- Born: July 25, 1905 Prospect Park, New Jersey
- Died: March 27, 1982 (aged 76) Ridgewood, New Jersey
- Occupation: Public Health Nurse
- Parent(s): Elisabeth ("Betty") (De Vries) Moerkerk Leonard Moerkerk Bernard Pollack (biological father)

= Lini De Vries =

Lini M. De Vries (July 25, 1905 – March 27, 1982), born Lena Moerkerk in Prospect Park, New Jersey, was a Dutch–American author, public health nurse, and teacher. She worked as chief of American Hospital Number 3 on the Madrid-Valencia Road during the Spanish Civil War and later organized health clinics in New Mexico, California, and Puerto Rico. She moved to Mexico in 1949 after her membership in the Communist Party was exposed. In Mexico, De Vries taught medicine and public health to indigenous villagers in the Papaloapan River Basin in Oaxaca; taught anthropology and public health at the University of Veracruz; was a founder of CIDOC, a religious, educational and cultural school; and helped found Cemanahuac, an educational community in Cuernavaca, Mexico.

==Early life and family==
Dutch was the language of her childhood home, and De Vries did not learn English until she attended grammar school. After completing the sixth grade, De Vries was sent to work in silk mills. Her work and experience in the silk mills is detailed in her autobiography (1979) Up from the Cellar. In 1921, De Vries' left the silk mills to work for a telephone company in Paterson, New Jersey. In 1925, she matriculated to a nurses training program at New Rochelle Hospital Training School for Nurses in New York. After receiving her nursing degree, De Vries married Wilbur Fuhr (June 5, 1928). A daughter, Mary Lee, was born to the couple in 1930. Shortly after Mary Lee's birth, Fuhr died unexpectedly. De Vries remarried in 1943 to Lou Stoumen and gave birth to a second daughter, Toby, in 1946. Stoumen and De Vries divorced in 1949.

==Life Work==

De Vries is remembered for her work as a public health nurse in Mexico. Before living in Mexico, De Vries joined the Communist Party in 1935. Two years later, in 1937, she volunteered to travel to Spain with the Medical Bureau to Aid Spanish Democracy, which provided medical care for the international brigades and Spanish anti-fascist fighters during the Spanish Civil War. She was at the Madrid front in February 1937 during the Battle of Jarama. "Within four hours after the battle had begun, we had 93 wounded. Our hospital was equipped for fifty," writes De Vries of the battle in her memoirs.

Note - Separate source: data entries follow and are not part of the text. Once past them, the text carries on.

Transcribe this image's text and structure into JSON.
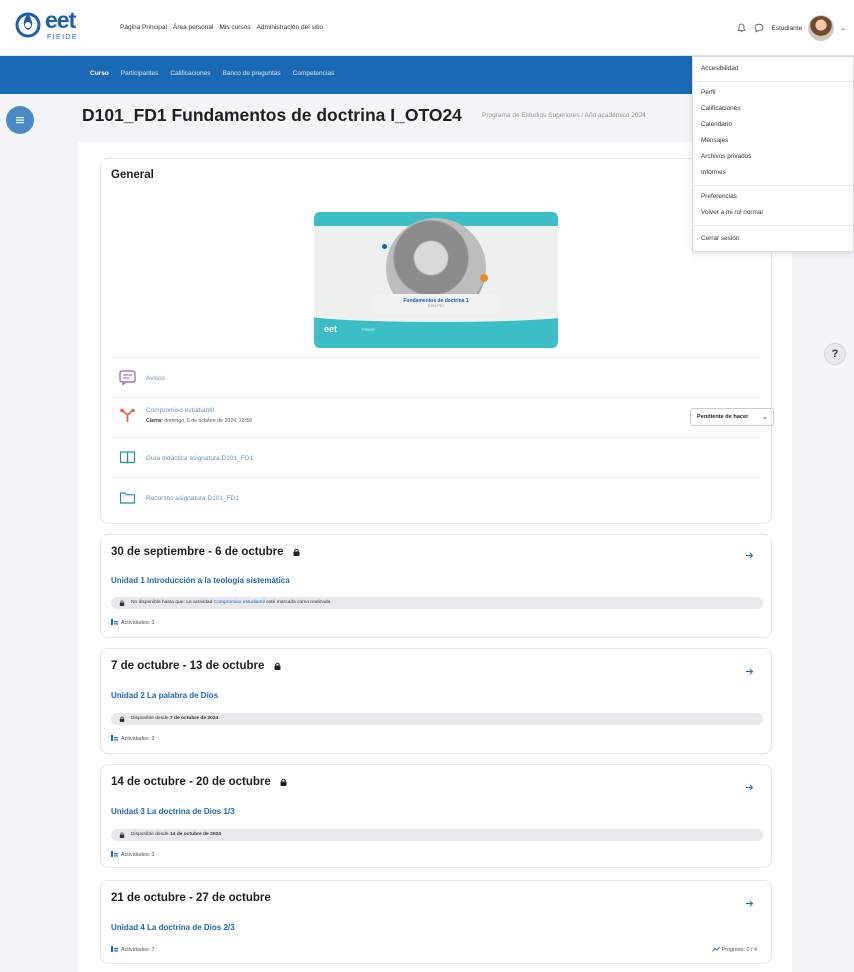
{
  "header": {
    "logo_text": "eet",
    "logo_sub": "FIEIDE",
    "nav": [
      "Página Principal",
      "Área personal",
      "Mis cursos",
      "Administración del sitio"
    ],
    "user_name": "Estudiante"
  },
  "course_nav": {
    "items": [
      "Curso",
      "Participantes",
      "Calificaciones",
      "Banco de preguntas",
      "Competencias"
    ],
    "active": 0
  },
  "page": {
    "title": "D101_FD1 Fundamentos de doctrina I_OTO24",
    "breadcrumb": "Programa de Estudios Superiores / Año académico 2024"
  },
  "general": {
    "title": "General",
    "banner": {
      "label": "Fundamentos de doctrina 1",
      "sublabel": "D101 FD1",
      "logo": "eet",
      "logo_sub": "FIEIDE"
    },
    "activities": [
      {
        "name": "Avisos",
        "icon": "forum-icon"
      },
      {
        "name": "Compromiso estudiantil",
        "icon": "choice-icon",
        "sub_label": "Cierra:",
        "sub_value": "domingo, 6 de octubre de 2024, 23:59",
        "status": "Pendiente de hacer"
      },
      {
        "name": "Guía didáctica asignatura D101_FD1",
        "icon": "book-icon"
      },
      {
        "name": "Recursos asignatura D101_FD1",
        "icon": "folder-icon"
      }
    ]
  },
  "sections": [
    {
      "title": "30 de septiembre - 6 de octubre",
      "locked": true,
      "unit": "Unidad 1 Introducción a la teología sistemática",
      "restriction_pre": "No disponible hasta que: La actividad ",
      "restriction_link": "Compromiso estudiantil",
      "restriction_post": " esté marcada como realizada",
      "activities": "Actividades: 3"
    },
    {
      "title": "7 de octubre - 13 de octubre",
      "locked": true,
      "unit": "Unidad 2 La palabra de Dios",
      "restriction_pre": "Disponible desde ",
      "restriction_bold": "7 de octubre de 2024",
      "activities": "Actividades: 3"
    },
    {
      "title": "14 de octubre - 20 de octubre",
      "locked": true,
      "unit": "Unidad 3 La doctrina de Dios 1/3",
      "restriction_pre": "Disponible desde ",
      "restriction_bold": "14 de octubre de 2024",
      "activities": "Actividades: 3"
    },
    {
      "title": "21 de octubre - 27 de octubre",
      "locked": false,
      "unit": "Unidad 4 La doctrina de Dios 2/3",
      "activities": "Actividades: 7",
      "progress": "Progreso: 0 / 4"
    }
  ],
  "user_menu": {
    "items": [
      "Accesibilidad",
      "Perfil",
      "Calificaciones",
      "Calendario",
      "Mensajes",
      "Archivos privados",
      "Informes",
      "Preferencias",
      "Volver a mi rol normal",
      "Cerrar sesión"
    ]
  },
  "help_label": "?",
  "colors": {
    "primary": "#1a69b5",
    "accent": "#3cbec6",
    "orange": "#f08a1c"
  }
}
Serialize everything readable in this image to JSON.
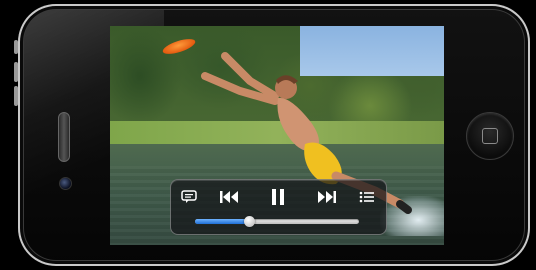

Later, she was sent to Villa Paz where she oversaw the administration of the hospital of Castillejo. Recounting her efforts to sustain the running of the hospital, De Vries managed to convince the male soldiers to participate in the chores needed to free nursing hands, including dish-washing, scrubbing, washing, digging latrines. Her memoirs describe her time at Castillejo as revolutionary in the co-operative that was being formed. Moreover, she writes of the concerns of farmers and soldiers to their own futures, which led to the opening of new clinics and even new trenches that included special sections for classroom work. As such, she remembers this as a time of idealism: "This was a crusade for the freedom of man."

Upon her return to the United States, De Vries embarked on a fundraising lecture tour. When the lecture tour concluded, De Vries worked as a nurse and public health educator. She held positions with the San Miguel County Public Health Demonstration Unit in New Mexico, the Department of Public Health in Puerto Rico, and the Agricultural Workers Health and Medical Association of Southern California.

De Vries moved to Mexico in 1949. She was the director of health education for the Comisión del Papaloapan serving the indigenous communities in the Papaloapan River Valley in the states of Oaxaca and Veracruz. She was also an instructor of public health at the Universidad Veracruzana in Jalapa, Veracruz, and established summer schools for foreign students both there and at the Universidad de Morelos in Cuernavaca. In 1962, a presidential decree granted De Vries Mexican citizenship (her American citizenship was withdrawn in 1963.)

==Publications==
- 1959: El Sótano ("The Cellar"), an autobiography that recounts her life from childhood to 1925 was published (in various versions) in both Spanish and English.
- 1965: España 1937: Memorias, an account of De Vries' experience providing medical care for the international brigades and Spanish anti-fascist fighters during Spanish Civil War.
- 1969: The People of the Mountains: Health Education Among Indian Communities in Oaxaca, Mexico details De Vries' work with the Comisión del Papaloapan.
- 1972: Please, God, Take Care of the Mule describes De Vries's life in Mexico from 1949 to 1962
- 1979: Up From the Cellar recounts her life from 1905 through 1962.

==Death==

Lini De Vries died at age 76 on March 27, 1982, of several strokes following surgery, in Ridgewood, New Jersey. She is buried at Fair Lawn Memorial Cemetery.